Signs of the Time

An inaugural address reflects the era in which it's delivered. As Franklin Delano Roosevelt explained in his third inaugural address on January 20, 1941, every president faces a different challenge:
"On each national day of inauguration since 1789, the people have renewed their sense of dedication to the United States. In Washington's day the task of the people was to create and weld together a nation. In Lincoln's day the task of the people was to preserve that Nation from disruption from within. In this day the task of the people is to save that Nation and its institutions from disruption from without."
Identifying themes in inaugural addresses and watching the different ways in which they are discussed from one address to another can illuminate social changes over time. For example, the discussion of communism in inaugural addresses from the mid- to late-twentieth century offers one example of how ideas and platforms can change. In the wake of World War II, Harry Truman's 1949 inaugural address defined communism as:
"[A] false philosophy which purports to offer freedom, security, and greater opportunity to mankind. Misled by this philosophy, many peoples have sacrificed their liberties only to learn to their sorrow that deceit and mockery, poverty and tyranny, are their reward."
Dwight Eisenhower responded to the changing events in Eastern Europe in the 1950s.
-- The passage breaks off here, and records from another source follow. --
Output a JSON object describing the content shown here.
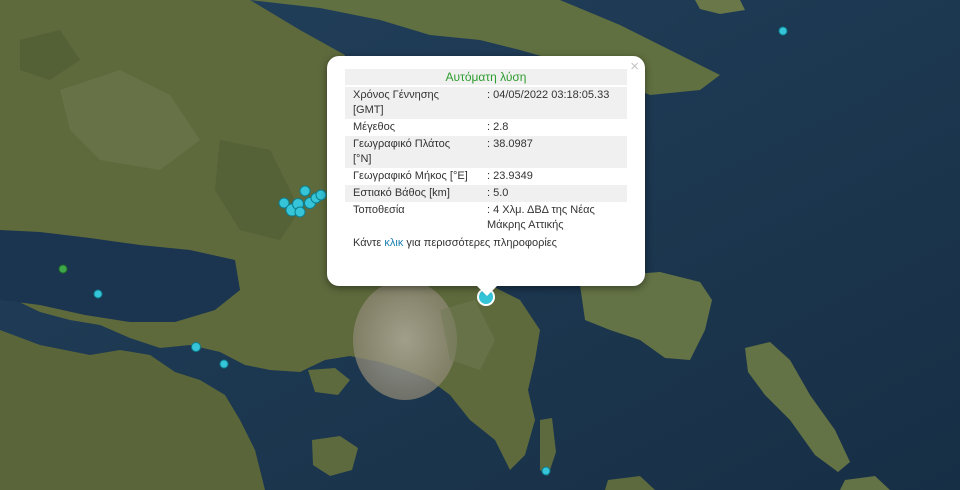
{
  "popup": {
    "title": "Αυτόματη λύση",
    "close_glyph": "×",
    "rows": [
      {
        "label": "Χρόνος Γέννησης [GMT]",
        "value": ": 04/05/2022 03:18:05.33"
      },
      {
        "label": "Μέγεθος",
        "value": ": 2.8"
      },
      {
        "label": "Γεωγραφικό Πλάτος [°N]",
        "value": ": 38.0987"
      },
      {
        "label": "Γεωγραφικό Μήκος [°E]",
        "value": ": 23.9349"
      },
      {
        "label": "Εστιακό Βάθος [km]",
        "value": ": 5.0"
      },
      {
        "label": "Τοποθεσία",
        "value": ": 4 Χλμ. ΔΒΔ της Νέας Μάκρης Αττικής"
      }
    ],
    "footer": {
      "prefix": "Κάντε ",
      "link": "κλικ",
      "suffix": " για περισσότερες πληροφορίες"
    }
  },
  "colors": {
    "quake_marker": "#35c4d8",
    "quake_marker_older": "#3fa64a",
    "popup_title": "#2e9d2e",
    "link": "#1a7fae",
    "sea": "#1d3a52",
    "land": "#5e6a3c"
  },
  "icons": {
    "close": "close-icon",
    "quake": "earthquake-marker-icon"
  }
}
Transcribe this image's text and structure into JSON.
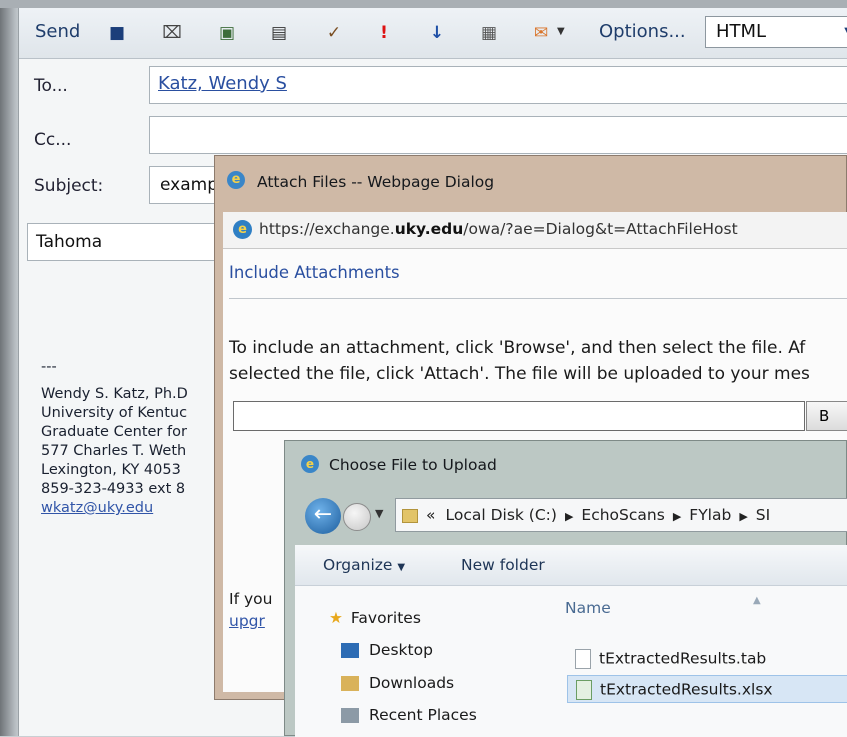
{
  "compose": {
    "toolbar": {
      "send": "Send",
      "options": "Options...",
      "format": "HTML"
    },
    "headers": {
      "to_label": "To...",
      "to_value": "Katz, Wendy S",
      "cc_label": "Cc...",
      "subject_label": "Subject:",
      "subject_value": "examp"
    },
    "font": "Tahoma",
    "signature": {
      "separator": "---",
      "name": "Wendy S. Katz, Ph.D",
      "org": "University of Kentuc",
      "dept": "Graduate Center for",
      "street": "577 Charles T. Weth",
      "city": "Lexington, KY  4053",
      "phone": "859-323-4933 ext 8",
      "email": "wkatz@uky.edu"
    }
  },
  "attach_dialog": {
    "title": "Attach Files -- Webpage Dialog",
    "url_prefix": "https://exchange.",
    "url_domain": "uky.edu",
    "url_rest": "/owa/?ae=Dialog&t=AttachFileHost",
    "section_title": "Include Attachments",
    "instructions_line1": "To include an attachment, click 'Browse', and then select the file. Af",
    "instructions_line2": "selected the file, click 'Attach'. The file will be uploaded to your mes",
    "browse_label": "B",
    "footer_text": "If you",
    "footer_link": "upgr"
  },
  "choose_dialog": {
    "title": "Choose File to Upload",
    "breadcrumb": [
      "Local Disk (C:)",
      "EchoScans",
      "FYlab",
      "SI"
    ],
    "breadcrumb_overflow": "«",
    "organize": "Organize",
    "new_folder": "New folder",
    "nav": {
      "favorites": "Favorites",
      "desktop": "Desktop",
      "downloads": "Downloads",
      "recent": "Recent Places"
    },
    "name_header": "Name",
    "files": [
      "tExtractedResults.tab",
      "tExtractedResults.xlsx"
    ]
  }
}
His 1957 inaugural address targeted "International Communism" as he proclaimed:
"Budapest is no longer merely the name of a city; henceforth it is a new and shining symbol of man's yearning to be free."
While John F. Kennedy didn't directly mention communism in his 1961 inaugural address, it was his apparent topic when he said:
"Finally, to those nations who would make themselves our adversary, we offer not a pledge but a request: that both sides begin anew the quest for peace, before the dark powers of destruction unleashed by science engulf all humanity in planned or accidental self-destruction."
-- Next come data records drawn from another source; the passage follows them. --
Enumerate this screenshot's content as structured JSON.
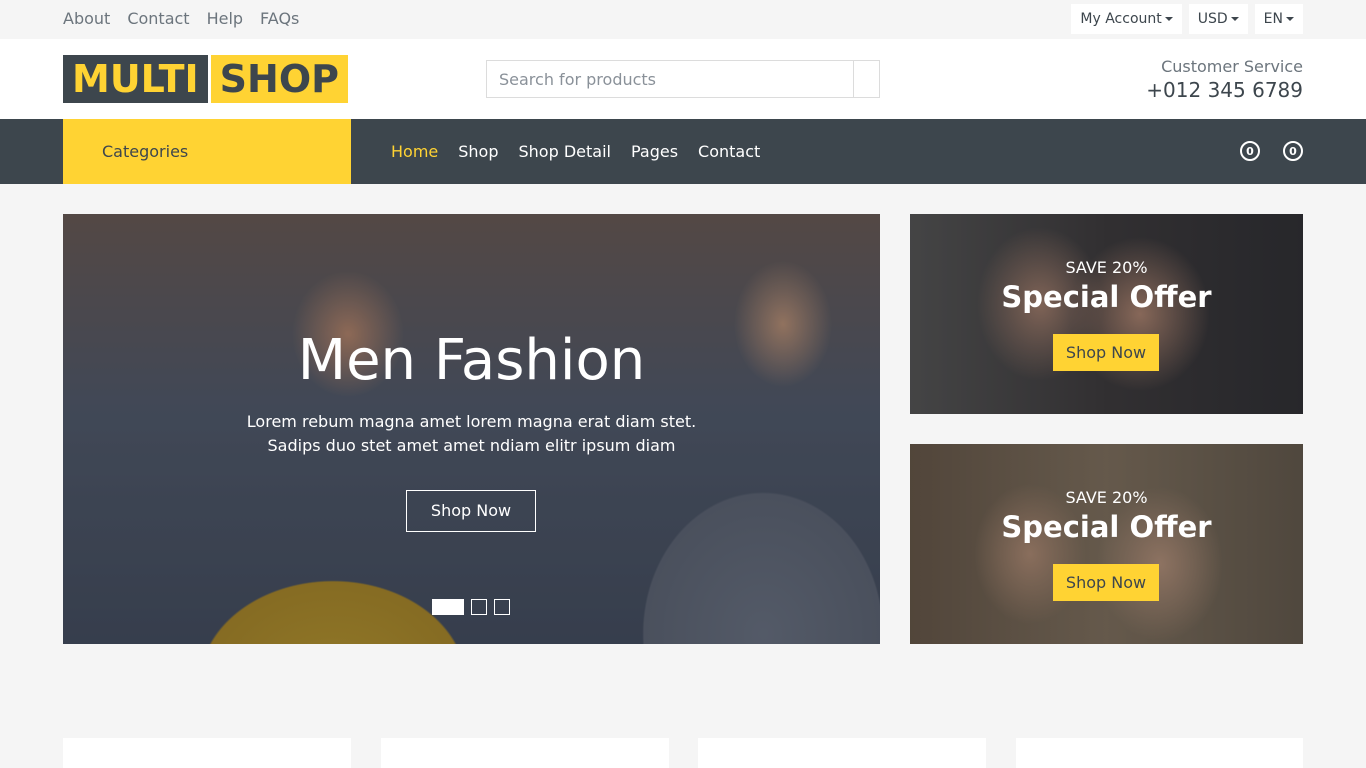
{
  "topbar": {
    "links": [
      "About",
      "Contact",
      "Help",
      "FAQs"
    ],
    "account_label": "My Account",
    "currency_label": "USD",
    "language_label": "EN"
  },
  "header": {
    "logo_part1": "MULTI",
    "logo_part2": "SHOP",
    "search_placeholder": "Search for products",
    "cs_label": "Customer Service",
    "cs_phone": "+012 345 6789"
  },
  "nav": {
    "categories_label": "Categories",
    "items": [
      "Home",
      "Shop",
      "Shop Detail",
      "Pages",
      "Contact"
    ],
    "active_item": "Home",
    "wishlist_count": "0",
    "cart_count": "0"
  },
  "hero": {
    "title": "Men Fashion",
    "desc_line1": "Lorem rebum magna amet lorem magna erat diam stet.",
    "desc_line2": "Sadips duo stet amet amet ndiam elitr ipsum diam",
    "button": "Shop Now",
    "slide_count": 3,
    "active_slide": 1
  },
  "offers": [
    {
      "save": "SAVE 20%",
      "title": "Special Offer",
      "button": "Shop Now"
    },
    {
      "save": "SAVE 20%",
      "title": "Special Offer",
      "button": "Shop Now"
    }
  ],
  "colors": {
    "accent": "#ffd333",
    "dark": "#3d464d",
    "background": "#f5f5f5"
  }
}
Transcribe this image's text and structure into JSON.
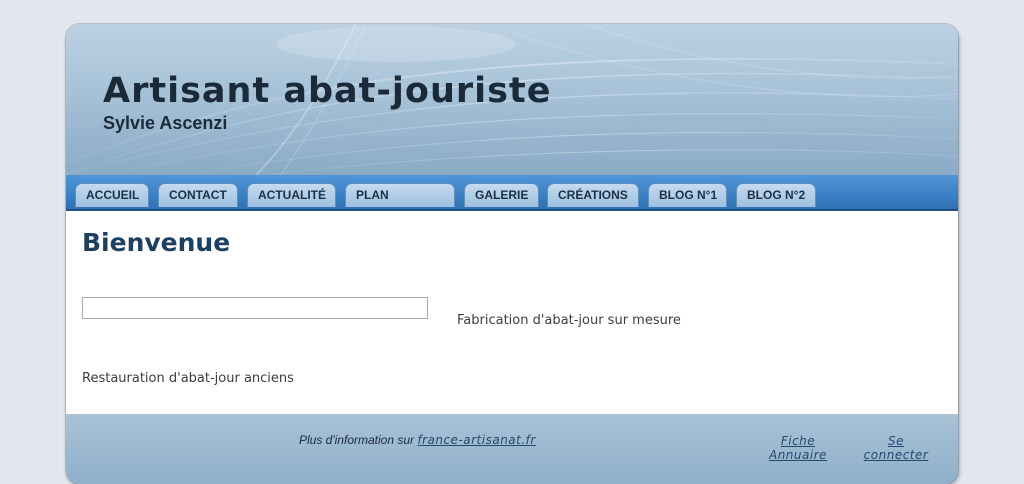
{
  "header": {
    "title": "Artisant abat-jouriste",
    "subtitle": "Sylvie Ascenzi"
  },
  "nav": {
    "items": [
      {
        "label": "ACCUEIL"
      },
      {
        "label": "CONTACT"
      },
      {
        "label": "ACTUALITÉ"
      },
      {
        "label": "PLAN"
      },
      {
        "label": "GALERIE"
      },
      {
        "label": "CRÉATIONS"
      },
      {
        "label": "BLOG N°1"
      },
      {
        "label": "BLOG N°2"
      }
    ]
  },
  "main": {
    "heading": "Bienvenue",
    "line1": "Fabrication d'abat-jour sur mesure",
    "line2": "Restauration d'abat-jour anciens"
  },
  "footer": {
    "info_prefix": "Plus d'information sur ",
    "info_link": "france-artisanat.fr",
    "fiche_line1": "Fiche",
    "fiche_line2": "Annuaire",
    "connect_line1": "Se",
    "connect_line2": "connecter"
  },
  "colors": {
    "nav_blue": "#3a80c4",
    "heading_blue": "#1e4060",
    "page_bg": "#e2e7ee"
  }
}
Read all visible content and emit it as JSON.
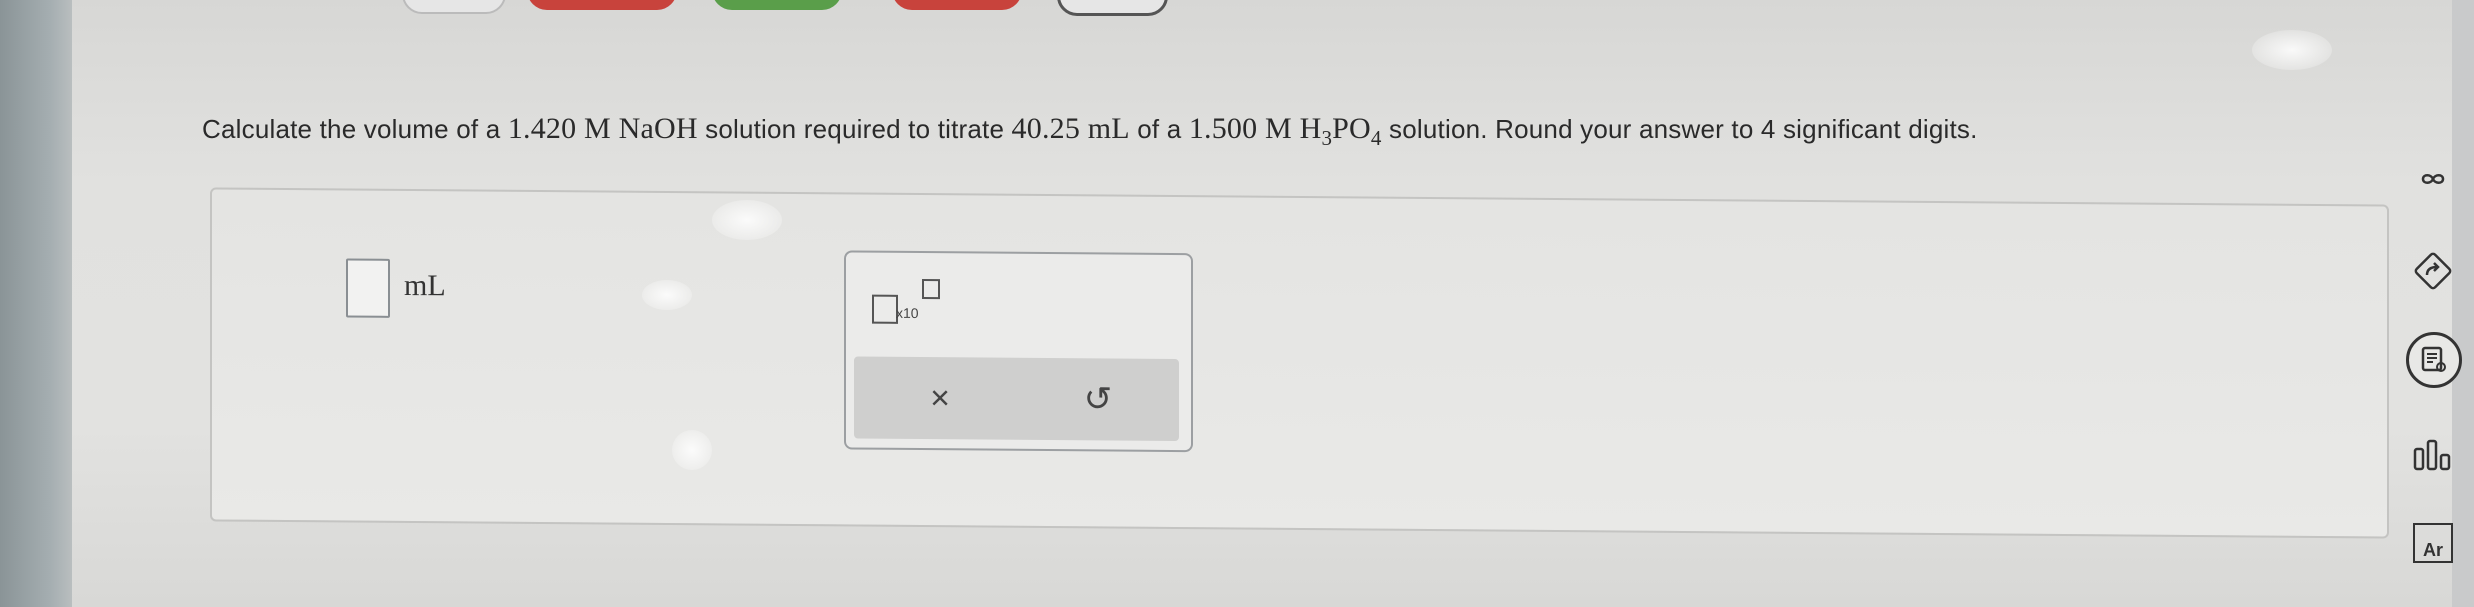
{
  "question": {
    "text_before": "Calculate the volume of a ",
    "naoh_conc": "1.420 M NaOH",
    "text_mid1": " solution required to titrate ",
    "volume": "40.25 mL",
    "text_mid2": " of a ",
    "acid_conc_prefix": "1.500 M H",
    "acid_sub1": "3",
    "acid_mid": "PO",
    "acid_sub2": "4",
    "text_after": " solution. Round your answer to 4 significant digits."
  },
  "answer": {
    "value": "",
    "unit": "mL"
  },
  "keypad": {
    "x10_label": "x10",
    "clear_symbol": "×",
    "undo_symbol": "↺"
  },
  "sidebar": {
    "icons": [
      "infinity-icon",
      "share-arrow-icon",
      "notes-icon",
      "chart-bars-icon",
      "periodic-table-icon"
    ],
    "periodic_label": "Ar"
  }
}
Almost a decade later, Jimmy Carter's 1977 inaugural address emphasized the potential outcome of a number of foreign affairs when he said:
"I would hope that the nations of the world might say that we had built a lasting peace, built not on weapons of war but on international policies which reflect our own most precious values."

More than a decade later, George H.W. Bush avoided Cold War rhetoric, proclaiming in his inaugural address :
"Great nations of the world are moving toward democracy through the door to freedom. Men and women of the world move toward free markets through the door to prosperity. The people of the world agitate for free expression and free thought through the door to the moral and intellectual satisfactions that only liberty allows."
By the time Bill Clinton delivered his first inaugural address in 1993 , he was able to speak of the Cold War in the past tense and focus his attention on America's economy:
"Today, a generation raised in the shadows of the Cold War assumes new responsibilities in a world warmed by the sunshine of freedom but threatened still by ancient hatreds and new plagues. Raised in unrivaled prosperity, we inherit an economy that is still the world's strongest, but is weakened by business failures, stagnant wages, increasing inequality, and deep divisions among our people."
Today, national and global changes are swift and often dramatic. Recalling what our place in history has been may help us rediscover, as a nation, who we are and what we may be. Is it time to pause and take stock? As a nation, where are we? What are appropriate national goals for our time?
What will history see as signs of our times?